Who is impacted? Anyone who uses 4.6.24 and later 4.6 without the fix, if the registry processes crash or restart for any reason after the pod is created. What is the impact? The registry does not survive restarts, once the process is restarted it enters into a crash loop. Manual intervention is needed. How involved is remediation? Deleting image-registry pods should bring the registry back to the normal state. Updating to a fixed release will also recover the registry. Is this a regression? Yes, we regressed in 4.6.24 while fixing bug 1936984.
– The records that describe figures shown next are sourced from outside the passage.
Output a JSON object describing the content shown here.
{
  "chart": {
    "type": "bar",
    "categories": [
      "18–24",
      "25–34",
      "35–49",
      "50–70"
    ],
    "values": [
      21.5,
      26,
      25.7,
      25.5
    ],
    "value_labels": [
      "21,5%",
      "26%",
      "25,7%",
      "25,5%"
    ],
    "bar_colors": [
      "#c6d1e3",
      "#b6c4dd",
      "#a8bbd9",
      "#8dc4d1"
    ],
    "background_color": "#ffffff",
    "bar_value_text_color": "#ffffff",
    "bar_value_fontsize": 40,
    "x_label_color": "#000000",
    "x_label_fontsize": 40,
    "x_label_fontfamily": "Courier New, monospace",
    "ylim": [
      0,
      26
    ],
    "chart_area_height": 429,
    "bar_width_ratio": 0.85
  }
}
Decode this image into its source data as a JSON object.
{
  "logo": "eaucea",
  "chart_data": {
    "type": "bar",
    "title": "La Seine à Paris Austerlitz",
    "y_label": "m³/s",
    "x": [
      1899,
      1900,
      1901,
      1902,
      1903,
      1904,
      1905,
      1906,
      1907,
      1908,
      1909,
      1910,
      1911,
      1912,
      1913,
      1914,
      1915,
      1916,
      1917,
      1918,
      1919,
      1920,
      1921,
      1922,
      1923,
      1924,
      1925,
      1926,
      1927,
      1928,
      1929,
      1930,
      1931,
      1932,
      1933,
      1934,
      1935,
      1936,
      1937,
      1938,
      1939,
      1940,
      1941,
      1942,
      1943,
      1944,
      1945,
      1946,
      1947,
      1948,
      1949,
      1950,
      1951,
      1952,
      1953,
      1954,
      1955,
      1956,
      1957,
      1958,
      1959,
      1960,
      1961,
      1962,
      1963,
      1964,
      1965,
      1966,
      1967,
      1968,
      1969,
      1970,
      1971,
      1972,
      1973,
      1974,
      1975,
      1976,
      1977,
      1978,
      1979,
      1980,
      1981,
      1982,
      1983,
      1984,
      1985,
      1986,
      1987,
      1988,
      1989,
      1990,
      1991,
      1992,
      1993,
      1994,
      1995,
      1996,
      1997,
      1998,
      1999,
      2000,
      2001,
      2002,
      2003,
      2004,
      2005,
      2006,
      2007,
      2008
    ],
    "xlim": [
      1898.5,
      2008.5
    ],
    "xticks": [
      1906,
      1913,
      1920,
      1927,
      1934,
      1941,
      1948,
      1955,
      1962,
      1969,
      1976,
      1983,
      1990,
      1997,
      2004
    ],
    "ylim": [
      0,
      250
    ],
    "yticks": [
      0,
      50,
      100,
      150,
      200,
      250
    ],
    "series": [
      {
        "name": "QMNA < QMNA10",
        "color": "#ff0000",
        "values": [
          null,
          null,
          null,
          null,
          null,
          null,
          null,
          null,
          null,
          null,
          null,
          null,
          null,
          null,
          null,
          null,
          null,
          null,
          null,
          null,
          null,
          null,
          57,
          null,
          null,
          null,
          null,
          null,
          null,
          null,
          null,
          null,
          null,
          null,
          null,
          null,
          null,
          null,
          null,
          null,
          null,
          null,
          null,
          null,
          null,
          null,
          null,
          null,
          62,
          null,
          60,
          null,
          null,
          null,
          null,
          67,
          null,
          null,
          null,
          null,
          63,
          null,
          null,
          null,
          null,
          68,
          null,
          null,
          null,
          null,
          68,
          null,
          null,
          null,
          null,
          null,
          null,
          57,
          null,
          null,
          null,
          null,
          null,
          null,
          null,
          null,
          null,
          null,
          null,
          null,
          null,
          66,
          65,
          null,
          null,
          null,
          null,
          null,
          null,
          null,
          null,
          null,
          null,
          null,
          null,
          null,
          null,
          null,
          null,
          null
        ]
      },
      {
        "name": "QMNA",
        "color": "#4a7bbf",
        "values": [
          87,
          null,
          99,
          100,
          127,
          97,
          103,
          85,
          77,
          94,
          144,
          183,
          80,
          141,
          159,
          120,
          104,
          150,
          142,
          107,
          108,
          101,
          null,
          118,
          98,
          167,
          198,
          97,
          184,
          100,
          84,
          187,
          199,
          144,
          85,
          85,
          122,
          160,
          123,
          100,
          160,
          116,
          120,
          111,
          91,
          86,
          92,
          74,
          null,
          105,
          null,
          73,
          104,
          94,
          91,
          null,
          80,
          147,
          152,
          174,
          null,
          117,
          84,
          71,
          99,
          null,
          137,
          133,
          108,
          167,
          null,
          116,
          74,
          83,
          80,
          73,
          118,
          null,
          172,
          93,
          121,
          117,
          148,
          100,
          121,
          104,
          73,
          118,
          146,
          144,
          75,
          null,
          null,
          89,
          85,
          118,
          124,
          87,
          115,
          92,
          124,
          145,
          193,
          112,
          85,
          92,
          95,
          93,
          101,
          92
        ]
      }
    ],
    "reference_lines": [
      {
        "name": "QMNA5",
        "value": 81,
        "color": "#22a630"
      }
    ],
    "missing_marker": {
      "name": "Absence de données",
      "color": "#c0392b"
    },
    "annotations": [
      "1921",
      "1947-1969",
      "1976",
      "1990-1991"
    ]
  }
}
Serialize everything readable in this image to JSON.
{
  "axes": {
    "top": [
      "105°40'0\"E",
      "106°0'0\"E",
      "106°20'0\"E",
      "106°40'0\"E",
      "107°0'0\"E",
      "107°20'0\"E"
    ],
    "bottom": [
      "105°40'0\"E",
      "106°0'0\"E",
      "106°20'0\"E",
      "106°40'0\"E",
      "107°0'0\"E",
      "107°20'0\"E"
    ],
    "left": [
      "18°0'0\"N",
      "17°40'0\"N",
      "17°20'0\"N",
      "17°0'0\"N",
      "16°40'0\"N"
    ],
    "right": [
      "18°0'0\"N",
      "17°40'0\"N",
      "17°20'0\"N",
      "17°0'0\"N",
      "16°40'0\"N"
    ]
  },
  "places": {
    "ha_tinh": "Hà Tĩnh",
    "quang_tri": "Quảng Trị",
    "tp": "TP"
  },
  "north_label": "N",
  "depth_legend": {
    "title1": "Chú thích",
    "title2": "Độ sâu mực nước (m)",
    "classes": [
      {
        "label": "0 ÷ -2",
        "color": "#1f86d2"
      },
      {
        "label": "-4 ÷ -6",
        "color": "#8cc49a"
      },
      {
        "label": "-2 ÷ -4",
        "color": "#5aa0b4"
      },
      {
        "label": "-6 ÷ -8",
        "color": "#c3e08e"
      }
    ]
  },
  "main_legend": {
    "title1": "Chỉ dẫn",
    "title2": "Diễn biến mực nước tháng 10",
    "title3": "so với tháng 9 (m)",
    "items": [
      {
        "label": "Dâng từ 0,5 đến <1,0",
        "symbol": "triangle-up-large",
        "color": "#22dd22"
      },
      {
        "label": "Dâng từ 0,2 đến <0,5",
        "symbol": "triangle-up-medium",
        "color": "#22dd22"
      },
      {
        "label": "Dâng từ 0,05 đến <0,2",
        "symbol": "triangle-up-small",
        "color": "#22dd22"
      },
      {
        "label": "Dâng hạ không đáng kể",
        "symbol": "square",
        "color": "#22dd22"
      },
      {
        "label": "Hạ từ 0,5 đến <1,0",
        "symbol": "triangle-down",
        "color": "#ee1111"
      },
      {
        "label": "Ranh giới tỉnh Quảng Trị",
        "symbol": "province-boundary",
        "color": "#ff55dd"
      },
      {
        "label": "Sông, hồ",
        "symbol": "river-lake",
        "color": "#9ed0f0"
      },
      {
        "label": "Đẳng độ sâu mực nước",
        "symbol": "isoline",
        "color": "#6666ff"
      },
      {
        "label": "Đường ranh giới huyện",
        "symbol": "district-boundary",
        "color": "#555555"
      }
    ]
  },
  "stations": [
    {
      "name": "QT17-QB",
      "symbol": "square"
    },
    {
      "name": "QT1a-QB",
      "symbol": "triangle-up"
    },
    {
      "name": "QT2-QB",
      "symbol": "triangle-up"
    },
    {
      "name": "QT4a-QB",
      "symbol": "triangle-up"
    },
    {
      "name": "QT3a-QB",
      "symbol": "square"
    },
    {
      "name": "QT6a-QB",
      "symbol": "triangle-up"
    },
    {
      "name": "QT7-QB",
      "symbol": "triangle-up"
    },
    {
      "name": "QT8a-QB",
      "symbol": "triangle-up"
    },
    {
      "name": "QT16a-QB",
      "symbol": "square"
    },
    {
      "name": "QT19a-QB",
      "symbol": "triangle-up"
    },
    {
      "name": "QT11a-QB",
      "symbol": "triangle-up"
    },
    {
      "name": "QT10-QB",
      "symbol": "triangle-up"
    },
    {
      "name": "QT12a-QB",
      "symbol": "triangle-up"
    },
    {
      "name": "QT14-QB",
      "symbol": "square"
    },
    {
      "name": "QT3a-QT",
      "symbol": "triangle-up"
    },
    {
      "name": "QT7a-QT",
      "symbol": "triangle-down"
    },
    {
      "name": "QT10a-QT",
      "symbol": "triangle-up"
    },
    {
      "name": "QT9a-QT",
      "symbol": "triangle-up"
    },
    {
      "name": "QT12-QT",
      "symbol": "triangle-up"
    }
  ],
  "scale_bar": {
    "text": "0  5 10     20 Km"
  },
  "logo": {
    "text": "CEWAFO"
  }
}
I am not clear on why QE has been able to consistently reproduce this, since comment 4 claims the need for some kind of initial crash inside the pod to get to the broken state. And [1] shows the cluster-bot update from 4.6.24 to 4.6.0-0.nightly-2021-04-09-145812 that I launched today, which succeeded without hitting this issue [2]. I dunno what could be different between QE's updates and the cluster-bot update run... [1]: https://amd64.ocp.releases.ci.openshift.org/releasestream/4-stable/release/4.6.24#upgrades-to [2]: https://prow.ci.openshift.org/view/gs/origin-ci-test/logs/release-openshift-origin-installer-launch-gcp/1382007608419815424
This bug can also be reproduced sometime from 4.5.37-x86_64 to 4.6.24-x86_64: https://mastern-jenkins-csb-openshift-qe.apps.ocp4.prod.psi.redhat.com/job/upgrade_CI/13262/console
Verified with several upgrade paths from/to 4.6.0-0.nightly-2021-04-14-161003: https://docs.google.com/spreadsheets/d/1T-tmF1tjNmuNTgMvve9ZkeiUvFLXl1Y3-t55Kfj8egQ/edit#gid=0
(In reply to Wenjing Zheng from comment #10) > This bug can also be reproduced sometime from 4.5.37-x86_64 to > 4.6.24-x86_64: > https://mastern-jenkins-csb-openshift-qe.apps.ocp4.prod.psi.redhat.com/job/ > upgrade_CI/13262/console Sorry, should be this job: https://mastern-jenkins-csb-openshift-qe.apps.ocp4.prod.psi.redhat.com/job/upgrade_CI/13164/consoleFull
Since the problem described in this bug report should be resolved in a recent advisory, it has been closed with a resolution of ERRATA. For information on the advisory (OpenShift Container Platform 4.6.25 bug fix update), and where to find the updated files, follow the link below. If the solution does not work for you, open a new bug report. https://access.redhat.com/errata/RHBA-2021:1153
Removing UpgradeBlocker, because I don't think we blocked any update recommendations based on this bug.